I first read Rebecca the summer between 8th and 9th grades…so coming out of middle school and going into high school.

Summer reading was always a chore and I figured that if it was on the school’s list of approved books it probably sucked. My mom, who read more by my age than I will ever read in my lifetime (probably), looked over the list and picked out Rebecca as “the best on the list.” So I read it as “the book that would suck least.”

I loved it. One of the joys of being a teenager is that your expectations are so ridiculously low for stuff that it usually turns out okay in the end, if not better than okay.

I loved the book. I loved the movie. Seriously, see the movie. It’s fairly true to the book and was fantastically casted. Alfred Hitchcock directed.

The author, Daphne DuMaurier, had written many books (I looked her up at the time), but I didn’t read anymore until college when I read My Cousin Rachel. This book was also a wonderful suspense novel full of twists and turns. I also read a short story collection of her popular works called Don’t Look Now, which contained a short story of the same name and her ridiculously famous short story called The Birds, which inspired the Alfred Hitchcock film of the same name. Unlike Rebecca, The Birds film didn’t follow the original story much at all.

I have a number of other books by DuMaurier that I haven’t read yet, but I found a collection of short stories authored by her that were considered “lost.” They were early stories by her, published in magazines and never before reprinted, and as a fan of uncommon things, I naturally bought the book and started reading it almost immediately.

Short story collections always take me a long while to read though because when I’m absorbed in a novel, I’m absorbed until it’s over (if given the opportunity to continuously read). With short stories it’s more of a start and stop type deal, so I start, read the story, and then stop at the next one, not inclined to keep reading immediately.

This book was no exception. I started reading it in May on the train down to the city to meet a friend of mine for dinner (I remember because I pulled it out to show him), and finished it in July waiting for my mom outside the infusion room (another experience I vividly remember).

The fascinating thing about these earlier stories is that you can see a young DuMaurier (all these stories were written before she was 23) beginning to develop themes that run through her later books – romance, romance gone awry, obsession, heartbreak, etc… – but written with less detail (perhaps because the stories were shorter) and skill (much less subtle). Many of the stories were eerie – there was a story about the wind that brought a strange vessel to the shore of a sparsely populated island and the sailors aboard brought drinking and dancing and all kind of relatively strange behaviors to the island’s inhabitants.
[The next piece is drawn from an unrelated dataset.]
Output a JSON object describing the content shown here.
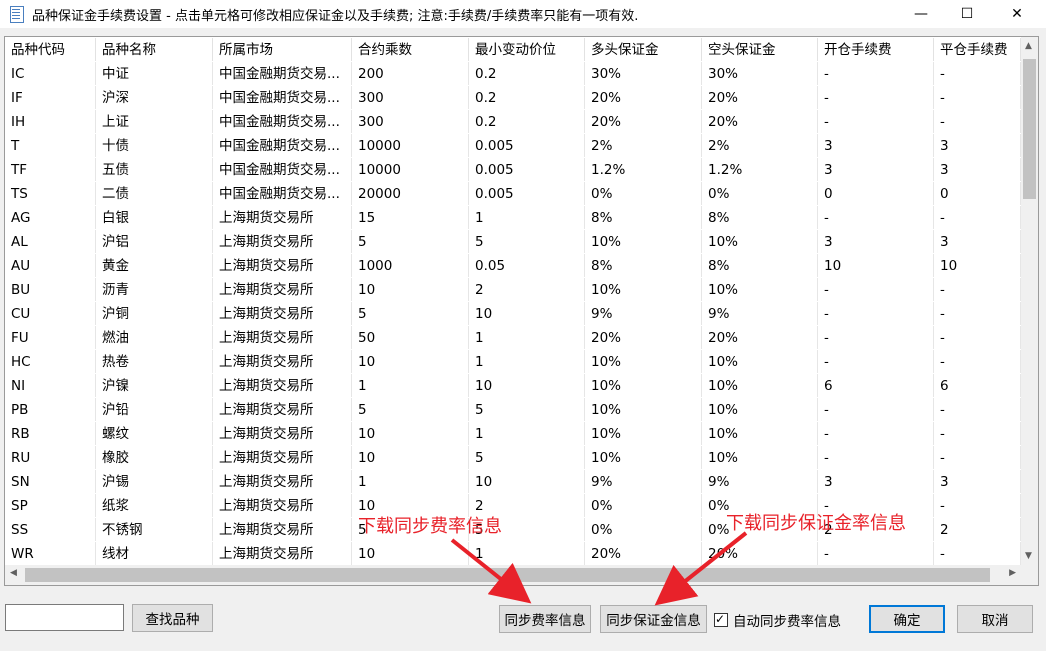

One married woman slept with one of the sailors, and the ship is gone by the next morning, as if they had come for the specific purpose of causing this kind of upheaval and bringing its consequences with the wind.
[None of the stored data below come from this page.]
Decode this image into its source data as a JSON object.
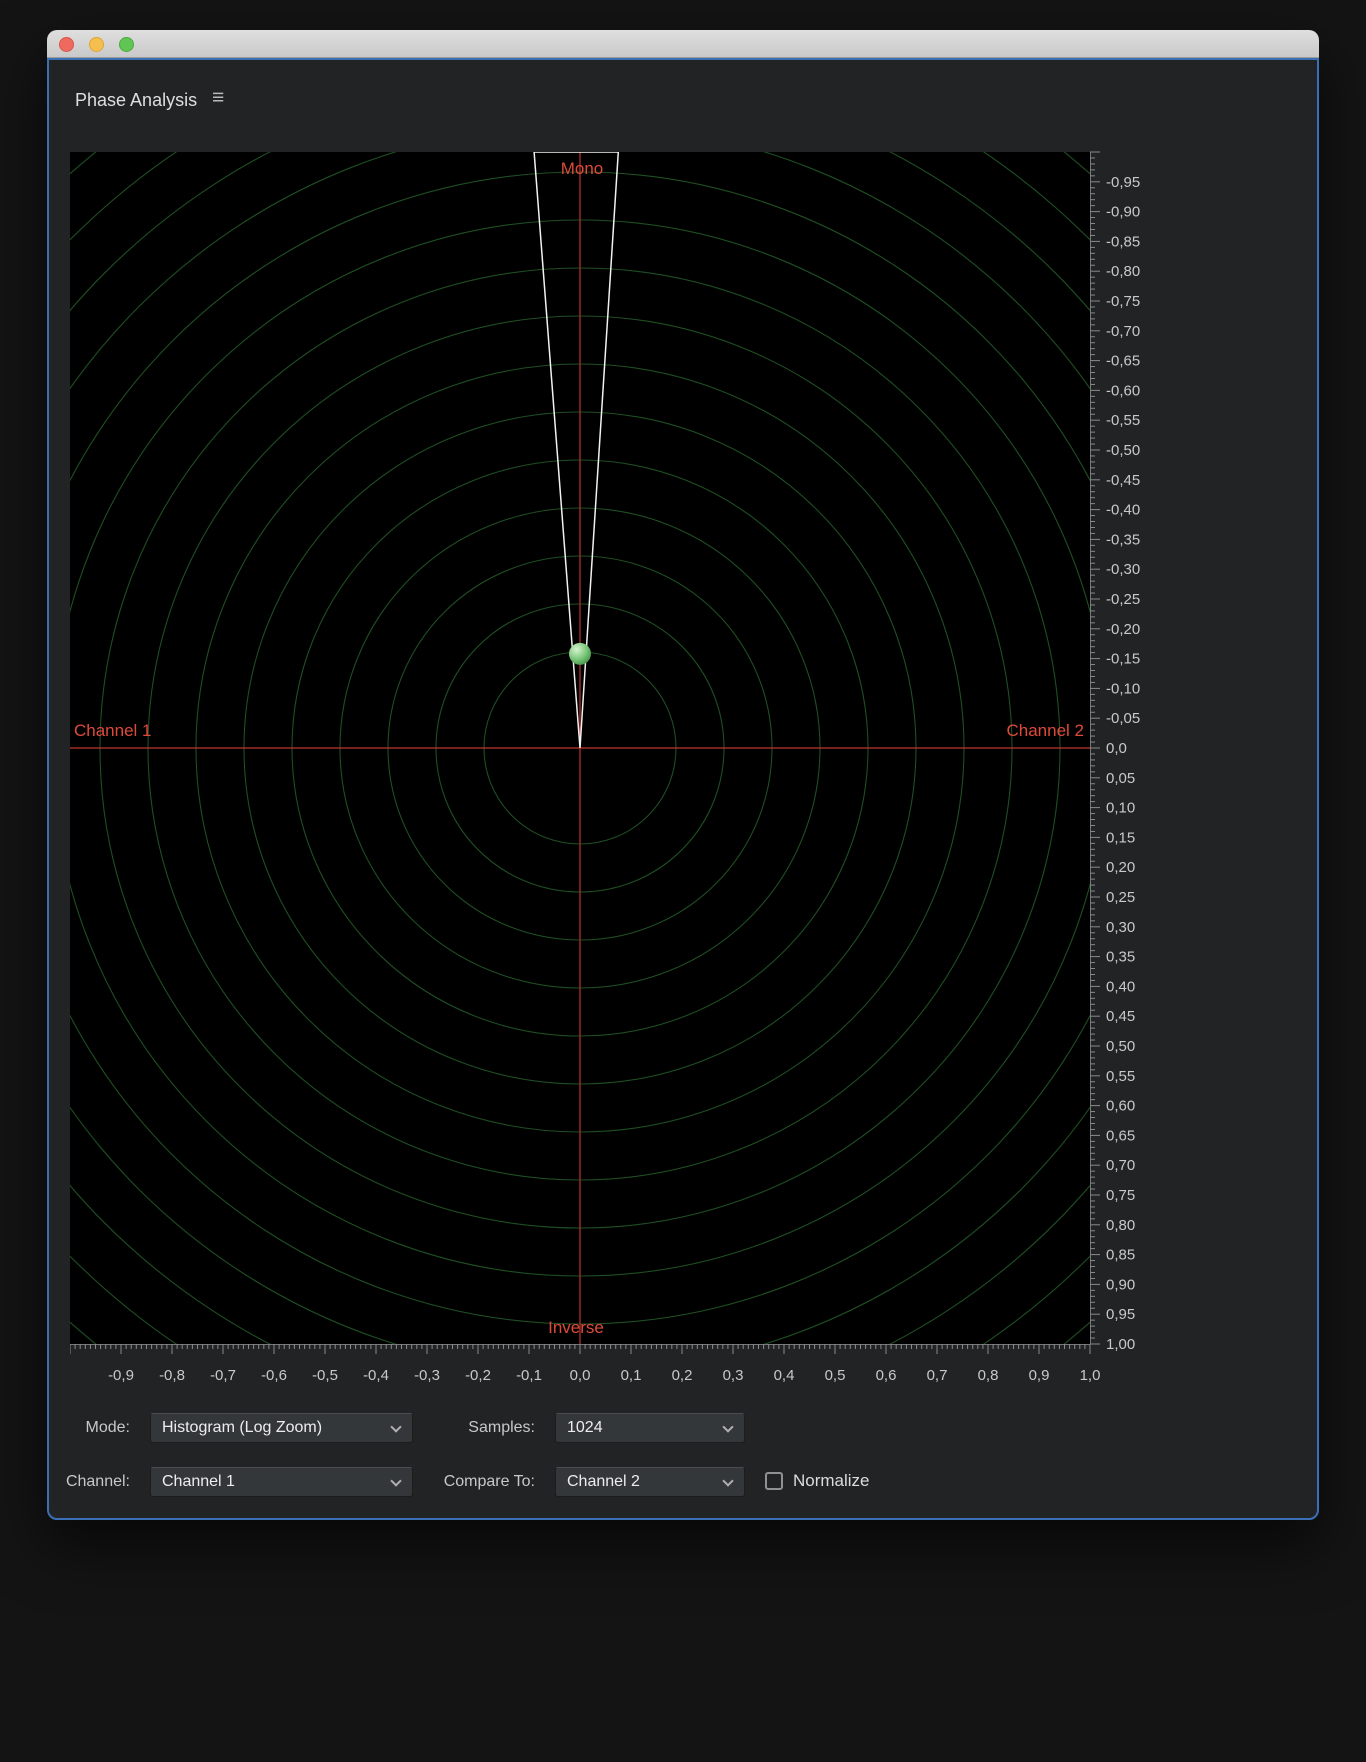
{
  "window": {
    "panel_title": "Phase Analysis",
    "titlebar_buttons": [
      "close",
      "minimize",
      "zoom"
    ]
  },
  "controls": {
    "mode": {
      "label": "Mode:",
      "value": "Histogram (Log Zoom)"
    },
    "samples": {
      "label": "Samples:",
      "value": "1024"
    },
    "channel": {
      "label": "Channel:",
      "value": "Channel 1"
    },
    "compare_to": {
      "label": "Compare To:",
      "value": "Channel 2"
    },
    "normalize": {
      "label": "Normalize",
      "checked": false
    }
  },
  "chart_data": {
    "type": "scatter",
    "title": "Phase Analysis",
    "mode": "Histogram (Log Zoom)",
    "axis_labels": {
      "top": "Mono",
      "bottom": "Inverse",
      "left": "Channel 1",
      "right": "Channel 2"
    },
    "x_axis": {
      "range": [
        -1.0,
        1.0
      ],
      "tick_step": 0.1,
      "tick_labels": [
        "-0,9",
        "-0,8",
        "-0,7",
        "-0,6",
        "-0,5",
        "-0,4",
        "-0,3",
        "-0,2",
        "-0,1",
        "0,0",
        "0,1",
        "0,2",
        "0,3",
        "0,4",
        "0,5",
        "0,6",
        "0,7",
        "0,8",
        "0,9",
        "1,0"
      ]
    },
    "y_axis": {
      "range": [
        -1.0,
        1.0
      ],
      "tick_step": 0.05,
      "tick_labels": [
        "-0,95",
        "-0,90",
        "-0,85",
        "-0,80",
        "-0,75",
        "-0,70",
        "-0,65",
        "-0,60",
        "-0,55",
        "-0,50",
        "-0,45",
        "-0,40",
        "-0,35",
        "-0,30",
        "-0,25",
        "-0,20",
        "-0,15",
        "-0,10",
        "-0,05",
        "0,0",
        "0,05",
        "0,10",
        "0,15",
        "0,20",
        "0,25",
        "0,30",
        "0,35",
        "0,40",
        "0,45",
        "0,50",
        "0,55",
        "0,60",
        "0,65",
        "0,70",
        "0,75",
        "0,80",
        "0,85",
        "0,90",
        "0,95",
        "1,00"
      ]
    },
    "grid": {
      "style": "concentric_circles",
      "spacing_px": 48,
      "color": "#1f4f23"
    },
    "colors": {
      "background": "#000000",
      "axis": "#c2332e",
      "axis_label": "#de4a3a",
      "tick": "#8a8a8a",
      "tick_label": "#c9c9c9",
      "wedge": "#f2f2f2"
    },
    "histogram_wedge": {
      "apex": [
        0.0,
        0.0
      ],
      "top_left": [
        -0.09,
        -1.0
      ],
      "top_right": [
        0.075,
        -1.0
      ]
    },
    "ball": {
      "x": 0.0,
      "y": -0.158,
      "radius_px": 11,
      "color": "#7cc87c"
    }
  }
}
Another story had a man meet a woman who was obsessed with a doll. The man is, in turn, obsessed with the woman. Anyone who has ever seen a horror movie knows that dolls are, by definition, creepy at best and psychotic killers at worst, so needless to say this story had a rather unhappy ending.

But not all the stories left you with the same haunted feeling of DuMaurier’s later works. One story had a couple of poor newlyweds trying to get laid ending up with opposite working schedules. Another had a man and woman “madly in love” go away or a weekend and realize they couldn’t stand each other.

Overall, I very much enjoyed and recommend these short stories. As someone who loves DuMaurier, it was fascinating reading these early tales, watching her develop as a writer. We don’t always get to see early stuff that shows an author growing into his/herself, and the opportunity to do it here, if you like DuMaurier (as I do), is not to be passed up.